The olive was very young, too young to lose her lusus. She couldn't see her life without her, without someone to care for her and feed her and help her live quietly and unassumingly at the edge of civilization.
She was cold, she realized, but she was usually cold. Her lusus used to lick the top of her hair and curl around her when she was cold. Her lusus used to always seem to know when the she would wake up, and would greet her by nuzzling her and wiping the sopor slime from her eyes with a rough tongue. The olive felt something hard in her throat come up from her stomach. She decided to stop thinking about her lusus.
She'd always known there was a danger living this close to the ocean, where The Orphaner's menace reigned over young trolls and their lusii. Yet, she had never expected he would come this far out of the sea — bitterly she chastised this oversight, swallowing the rancid taste of grief down again.
She squeezed her eyes shut to stifle tears, and knelt before the puddle of blood to began to reluctantly pray. If the Orphaner took her lusus, then he fed her to the monstrous Gl'Bgolyb in the deep sea to keep its hunger sated, that it wouldn't send out a psychic scream to kill all the Alternians in the galaxy.

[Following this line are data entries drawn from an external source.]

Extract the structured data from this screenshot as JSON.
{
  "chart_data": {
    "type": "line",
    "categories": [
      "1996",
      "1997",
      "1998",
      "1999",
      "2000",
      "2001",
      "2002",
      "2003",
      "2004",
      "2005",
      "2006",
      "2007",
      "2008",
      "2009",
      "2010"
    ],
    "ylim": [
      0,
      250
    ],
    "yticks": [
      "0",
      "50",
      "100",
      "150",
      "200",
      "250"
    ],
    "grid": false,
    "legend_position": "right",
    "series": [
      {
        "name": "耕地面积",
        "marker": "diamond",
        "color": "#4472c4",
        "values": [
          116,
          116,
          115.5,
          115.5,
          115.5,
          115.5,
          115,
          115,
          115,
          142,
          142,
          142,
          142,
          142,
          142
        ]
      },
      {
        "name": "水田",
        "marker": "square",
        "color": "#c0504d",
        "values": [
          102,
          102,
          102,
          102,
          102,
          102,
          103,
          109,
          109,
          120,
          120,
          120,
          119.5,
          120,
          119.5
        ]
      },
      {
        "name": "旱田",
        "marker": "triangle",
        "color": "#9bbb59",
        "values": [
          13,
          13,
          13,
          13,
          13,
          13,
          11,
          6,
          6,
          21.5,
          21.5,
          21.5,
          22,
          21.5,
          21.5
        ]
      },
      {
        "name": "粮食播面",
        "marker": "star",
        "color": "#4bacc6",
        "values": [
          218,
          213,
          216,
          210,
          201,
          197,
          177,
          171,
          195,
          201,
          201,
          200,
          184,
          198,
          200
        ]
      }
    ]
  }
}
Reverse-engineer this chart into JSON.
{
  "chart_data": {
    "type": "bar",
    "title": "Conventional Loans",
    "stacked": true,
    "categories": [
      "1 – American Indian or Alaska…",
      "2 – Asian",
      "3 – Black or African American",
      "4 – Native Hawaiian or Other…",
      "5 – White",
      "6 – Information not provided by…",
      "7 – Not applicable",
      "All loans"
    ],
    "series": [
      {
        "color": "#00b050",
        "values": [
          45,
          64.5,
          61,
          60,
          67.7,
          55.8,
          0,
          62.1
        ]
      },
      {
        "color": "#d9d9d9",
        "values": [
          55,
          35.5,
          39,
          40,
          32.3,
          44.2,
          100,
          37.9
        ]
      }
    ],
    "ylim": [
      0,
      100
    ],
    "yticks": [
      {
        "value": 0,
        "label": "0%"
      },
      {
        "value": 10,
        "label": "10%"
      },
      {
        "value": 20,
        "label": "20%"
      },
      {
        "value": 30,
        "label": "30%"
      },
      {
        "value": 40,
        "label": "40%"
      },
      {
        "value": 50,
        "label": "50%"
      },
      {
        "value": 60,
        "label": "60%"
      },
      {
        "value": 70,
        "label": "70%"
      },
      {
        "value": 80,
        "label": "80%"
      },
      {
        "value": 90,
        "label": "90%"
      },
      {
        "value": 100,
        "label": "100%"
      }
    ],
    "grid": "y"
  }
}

She knew it was important that the Gl'Bgolyb remained fed, but she was a child, so she thanked the god sourly for her existence at the cost of her lusus.
The olive stood and turned away from the entrance to the cave. She had to find somewhere else to live. She had to find some other way to live. Now that the Orphaner had robbed her of everything, she needed to learn how to hunt, to forage for food, to mine the naturally occurring sopor from the deep caves beneath the mountain. Everything her lusus had done for her.
She wrung her small hands and looked around, seeking a direction, any direction, to go towards to make everything go away. She looked up at the night sky and sought the pink moon. It was bright tonight. She took a step towards the moon, hesitant, then she took another step and started her trek.